There’s a reason many Philadelphians can be found “down the shore” in New Jersey during the summer. The Founding Fathers who debated the Declaration of Independence in Philadelphia during the summer of 1776, complained bitterly about the sweltering hot and humid conditions. That much hasn’t changed. The city’s summer weather can most charitably be described as “muggy”. In contrast, Philly fall days are crisp with low humidity — perfect for sightseeing and for outdoor activities.
The Fourth of July is fun in Philadelphia, but Philly is a lot more comfortable in the fall.
3. Avoid the Leaf Peeping Menaces in New England.
When many people think of an autumn trip in the United States, the colorful New England fall foliage is an obvious choice.
I was fortunate enough to attend Williams College in the beautiful Berkshire Mountains of northwestern Massachusetts. My first September there, upperclassmen warned me to be especially careful crossing the main road because the fall “leaf peepers” were a menace behind the wheel.
Sure enough, as soon as the leaves started changing colors, there was a never ending stream of cars with out of state license plates being driven across campus by distracted drivers.
So, if you’re looking for a fall getaway with lovely fall foliage, but without the leaf peeping hordes, Philadelphia (and the surrounding countryside), is a splendid alternative.
4. In the Fall, the Leaves Change Colors in Philadelphia Too.
If you must leaf peep in New England, you’re in luck because you can follow the changing colors south as the season progresses. The fall foliage colors in Philadelphia and environs usually peak in mid to late October.
Philadelphia’s Fairmount Park System is one of the largest urban park systems in the country. One of my favorite places to commune with fall foliage is in Wissahickon Valley Park in the northwestern section of Philadelphia. This expansive park comes complete with a covered bridge first built in 1737, fifty-seven miles of trails, and a 7 mile gravel road only for bikers, walkers and equestrians.
For a truly urban park experience, check out Philadelphia’s leafy Rittenhouse Square where you can revel in fall foliage (and people and dog watching) while enjoying a snack or meal at a French Bistro.

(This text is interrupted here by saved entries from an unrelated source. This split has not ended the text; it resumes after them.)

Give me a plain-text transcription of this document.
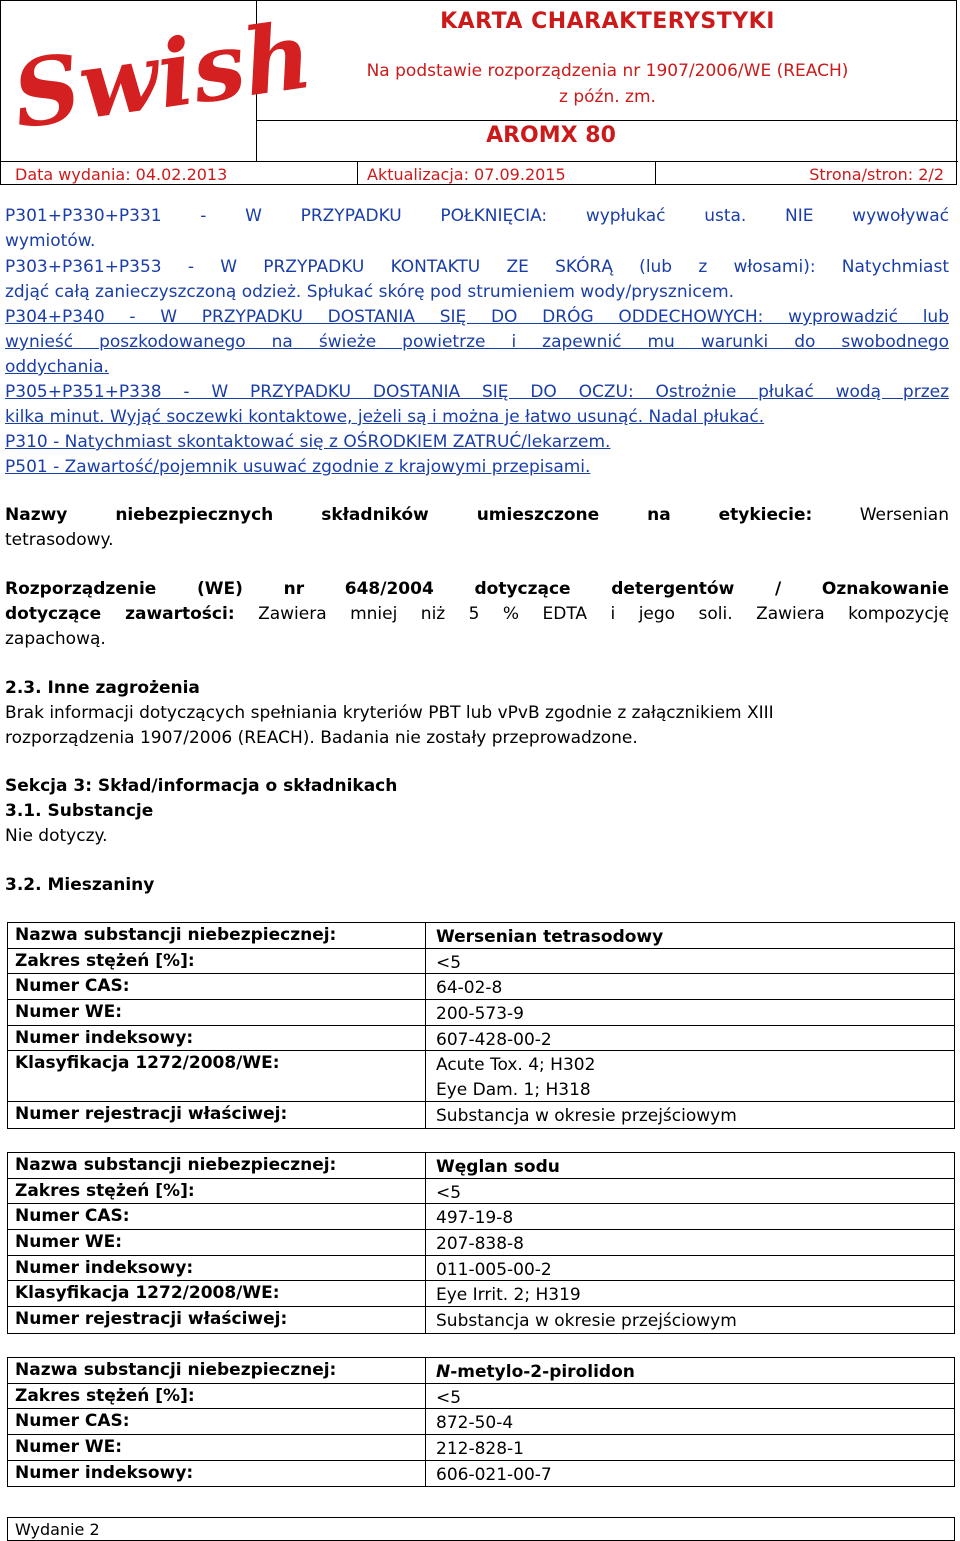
Swish	KARTA CHARAKTERYSTYKI
Na podstawie rozporządzenia nr 1907/2006/WE (REACH)
z późn. zm.
AROMX 80
Data wydania: 04.02.2013	Aktualizacja: 07.09.2015	Strona/stron: 2/2
P301+P330+P331 - W PRZYPADKU POŁKNIĘCIA: wypłukać usta. NIE wywoływać
wymiotów.
P303+P361+P353 - W PRZYPADKU KONTAKTU ZE SKÓRĄ (lub z włosami): Natychmiast
zdjąć całą zanieczyszczoną odzież. Spłukać skórę pod strumieniem wody/prysznicem.
P304+P340 - W PRZYPADKU DOSTANIA SIĘ DO DRÓG ODDECHOWYCH: wyprowadzić lub
wynieść poszkodowanego na świeże powietrze i zapewnić mu warunki do swobodnego
oddychania.
P305+P351+P338 - W PRZYPADKU DOSTANIA SIĘ DO OCZU: Ostrożnie płukać wodą przez
kilka minut. Wyjąć soczewki kontaktowe, jeżeli są i można je łatwo usunąć. Nadal płukać.
P310 - Natychmiast skontaktować się z OŚRODKIEM ZATRUĆ/lekarzem.
P501 - Zawartość/pojemnik usuwać zgodnie z krajowymi przepisami.
Nazwy niebezpiecznych składników umieszczone na etykiecie:	Wersenian
tetrasodowy.
Rozporządzenie (WE) nr 648/2004 dotyczące detergentów / Oznakowanie
dotyczące zawartości: Zawiera mniej niż 5 % EDTA i jego soli. Zawiera kompozycję
zapachową.
2.3. Inne zagrożenia
Brak informacji dotyczących spełniania kryteriów PBT lub vPvB zgodnie z załącznikiem XIII
rozporządzenia 1907/2006 (REACH). Badania nie zostały przeprowadzone.
Sekcja 3: Skład/informacja o składnikach
3.1. Substancje
Nie dotyczy.
3.2. Mieszaniny
Nazwa substancji niebezpiecznej:	Wersenian tetrasodowy
Zakres stężeń [%]:	<5
Numer CAS:	64-02-8
Numer WE:	200-573-9
Numer indeksowy:	607-428-00-2
Klasyfikacja 1272/2008/WE:	Acute Tox. 4; H302
Eye Dam. 1; H318
Numer rejestracji właściwej:	Substancja w okresie przejściowym
Nazwa substancji niebezpiecznej:	Węglan sodu
Zakres stężeń [%]:	<5
Numer CAS:	497-19-8
Numer WE:	207-838-8
Numer indeksowy:	011-005-00-2
Klasyfikacja 1272/2008/WE:	Eye Irrit. 2; H319
Numer rejestracji właściwej:	Substancja w okresie przejściowym
Nazwa substancji niebezpiecznej:	N-metylo-2-pirolidon
Zakres stężeń [%]:	<5
Numer CAS:	872-50-4
Numer WE:	212-828-1
Numer indeksowy:	606-021-00-7
Wydanie 2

5. Fall is a Lovely Time to Visit Attractions in the Countryside Southwest of Philadelphia.
Within an hour’s driving distance of Center City Philadelphia, are three visit worthy venues all of which have both inside and outside components:
- The Brandywine Conservancy and Museum of Art: Set in an adapted old mill building in the bucolic Brandywine River valley, the Brandywine River Museum of Art showcases the work of three members of Wyeth family of artists who called this area home. The conservancy preserves the natural and historic beauty of the Brandywine watershed, so there are plenty of fall leaves to peep at.
- Longwood Gardens: Located close to the Brandywine Museum of Art, is a 1,077 acre botanical garden, home to at least 4,600 species of plants and trees, some of which is natural meadow and woodlands. Longwood Gardens is a beautiful place to visit year round, and the fall is no exception. In case it starts raining, 4.5 acres and 20 gardens are inside heated greenhouses.

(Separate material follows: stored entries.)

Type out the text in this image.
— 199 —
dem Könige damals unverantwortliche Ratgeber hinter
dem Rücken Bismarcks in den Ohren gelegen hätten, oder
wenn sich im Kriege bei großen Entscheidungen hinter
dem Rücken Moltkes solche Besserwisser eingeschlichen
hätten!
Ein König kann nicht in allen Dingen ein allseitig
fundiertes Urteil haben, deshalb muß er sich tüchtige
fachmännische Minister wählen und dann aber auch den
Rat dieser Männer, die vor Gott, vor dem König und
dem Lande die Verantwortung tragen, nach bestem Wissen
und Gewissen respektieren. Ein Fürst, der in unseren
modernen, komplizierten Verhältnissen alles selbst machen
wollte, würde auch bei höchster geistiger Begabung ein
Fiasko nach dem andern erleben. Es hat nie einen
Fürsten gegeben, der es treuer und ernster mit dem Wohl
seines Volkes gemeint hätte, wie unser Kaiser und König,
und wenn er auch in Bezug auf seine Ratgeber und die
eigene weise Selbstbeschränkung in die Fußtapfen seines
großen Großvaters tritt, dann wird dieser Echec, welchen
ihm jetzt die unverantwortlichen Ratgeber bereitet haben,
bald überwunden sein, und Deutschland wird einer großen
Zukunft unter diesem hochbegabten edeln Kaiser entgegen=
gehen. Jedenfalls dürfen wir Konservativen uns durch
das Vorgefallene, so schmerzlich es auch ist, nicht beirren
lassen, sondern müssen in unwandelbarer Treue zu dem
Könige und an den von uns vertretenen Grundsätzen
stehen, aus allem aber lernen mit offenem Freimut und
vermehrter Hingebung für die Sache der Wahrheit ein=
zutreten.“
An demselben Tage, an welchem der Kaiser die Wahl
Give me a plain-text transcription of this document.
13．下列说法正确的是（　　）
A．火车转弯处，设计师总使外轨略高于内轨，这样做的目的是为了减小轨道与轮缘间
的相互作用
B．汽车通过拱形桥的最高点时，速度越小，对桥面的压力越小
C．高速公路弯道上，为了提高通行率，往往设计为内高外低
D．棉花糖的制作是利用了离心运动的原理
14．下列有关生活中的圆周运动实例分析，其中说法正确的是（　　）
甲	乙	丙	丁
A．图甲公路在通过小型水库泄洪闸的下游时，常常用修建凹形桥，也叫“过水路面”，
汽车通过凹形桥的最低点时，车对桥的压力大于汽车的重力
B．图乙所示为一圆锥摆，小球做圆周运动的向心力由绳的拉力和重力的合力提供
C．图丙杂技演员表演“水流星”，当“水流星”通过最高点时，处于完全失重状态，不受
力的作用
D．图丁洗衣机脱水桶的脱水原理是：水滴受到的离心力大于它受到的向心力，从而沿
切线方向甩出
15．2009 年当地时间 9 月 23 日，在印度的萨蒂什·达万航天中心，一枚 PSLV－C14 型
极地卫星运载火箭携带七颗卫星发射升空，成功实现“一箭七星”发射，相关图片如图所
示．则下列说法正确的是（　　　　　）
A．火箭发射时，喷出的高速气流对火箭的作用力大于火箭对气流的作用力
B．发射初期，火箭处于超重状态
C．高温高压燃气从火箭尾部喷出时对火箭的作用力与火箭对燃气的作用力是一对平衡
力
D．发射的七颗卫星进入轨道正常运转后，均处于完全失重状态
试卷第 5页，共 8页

Winterthur Museum, Garden and Library: Winterthur is located just over the Pennsylvania border in Delaware, but still within an hour drive of Center City Philadelphia, and close to the Brandywine River Museum of Art and Longwood Gardens. It is the ancestral home and estate of the Dupont family. The estate includes a 60 acre naturalistic garden brimming with fall foliage. Again, if you need to get indoors because of uncooperative weather, the Dupont home is described as the “premier museum of American decorative arts.”

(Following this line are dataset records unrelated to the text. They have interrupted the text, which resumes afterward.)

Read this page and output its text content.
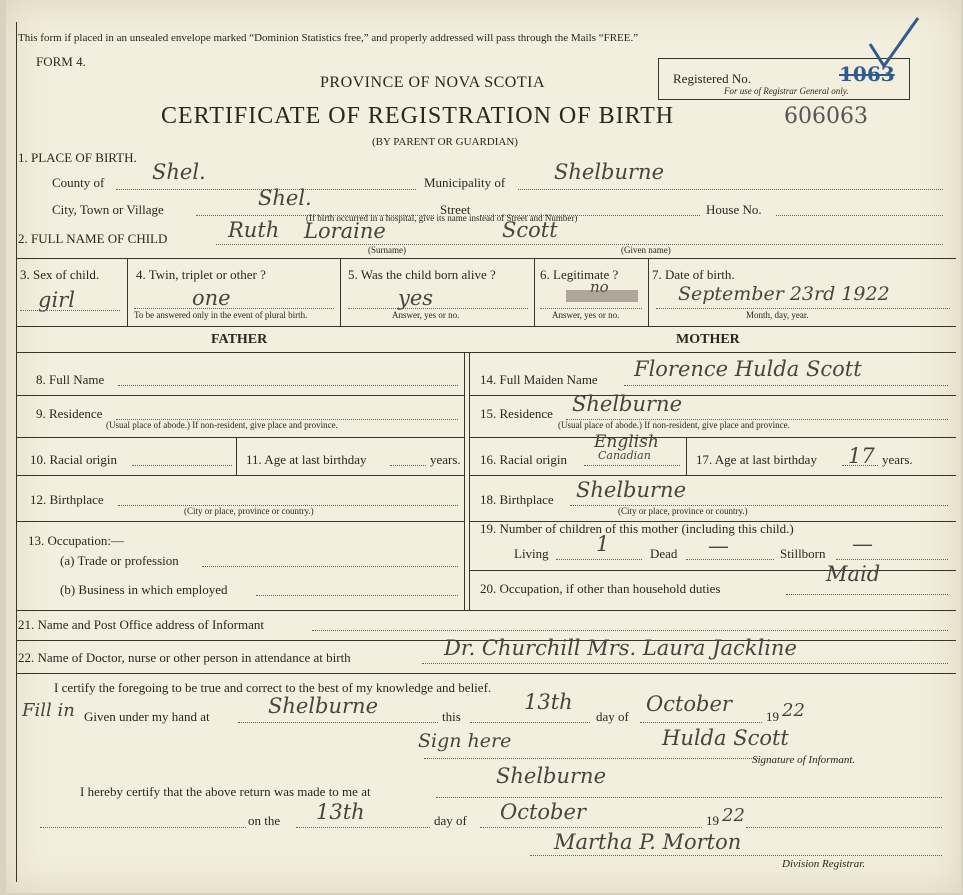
This form if placed in an unsealed envelope marked “Dominion Statistics free,” and properly addressed will pass through the Mails “FREE.”
FORM 4.
PROVINCE OF NOVA SCOTIA
CERTIFICATE OF REGISTRATION OF BIRTH	606063
(BY PARENT OR GUARDIAN)
Registered No.
For use of Registrar General only.
1063
1. PLACE OF BIRTH.
County of Shel.	Municipality of Shelburne
City, Town or Village	Shel.	Street	House No.
(If birth occurred in a hospital, give its name instead of Street and Number)
2. FULL NAME OF CHILD	Ruth Loraine	Scott
(Surname)	(Given name)
3. Sex of child.
girl
4. Twin, triplet or other ?
one
To be answered only in the event of plural birth.
5. Was the child born alive ?
yes
Answer, yes or no.
6. Legitimate ?
no
Answer, yes or no.
7. Date of birth.
September 23rd 1922
Month, day, year.
FATHER	MOTHER
8. Full Name
9. Residence
(Usual place of abode.) If non-resident, give place and province.
10. Racial origin	11. Age at last birthday	years.
12. Birthplace
(City or place, province or country.)
13. Occupation:—
(a) Trade or profession
(b) Business in which employed
14. Full Maiden Name Florence Hulda Scott
15. Residence Shelburne
(Usual place of abode.) If non-resident, give place and province.
16. Racial origin
English
Canadian	17. Age at last birthday 17 years.
18. Birthplace Shelburne
(City or place, province or country.)
19. Number of children of this mother (including this child.)
Living 1	Dead —	Stillborn —
20. Occupation, if other than household duties
Maid
21. Name and Post Office address of Informant
22. Name of Doctor, nurse or other person in attendance at birth	Dr. Churchill Mrs. Laura Jackline
I certify the foregoing to be true and correct to the best of my knowledge and belief.
Fill in Given under my hand at	Shelburne	this
13th
day of
October
19 22
Sign here	Hulda Scott
Signature of Informant.
I hereby certify that the above return was made to me at
Shelburne
on the 13th	day of October	19 22
Martha P. Morton
Division Registrar.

Come visit Philadelphia in the fall because despite Philly’s
perhaps deserved reputation for grittiness, poorly behaved sports fans and an artery clogging signature food (cheesesteaks);in fact, you’ll find a city with a charming, walkable central core; beautiful parks; and friendly, helpful natives (like moi) anxious to welcome you.
Travel Tip: You’ll find VisitPhilly.com to be a very helpful website for planning all aspects of your trip to the City of Brotherly Love (and Sisterly Affection).
So, should we leave a light on for you in Philadelphia this fall?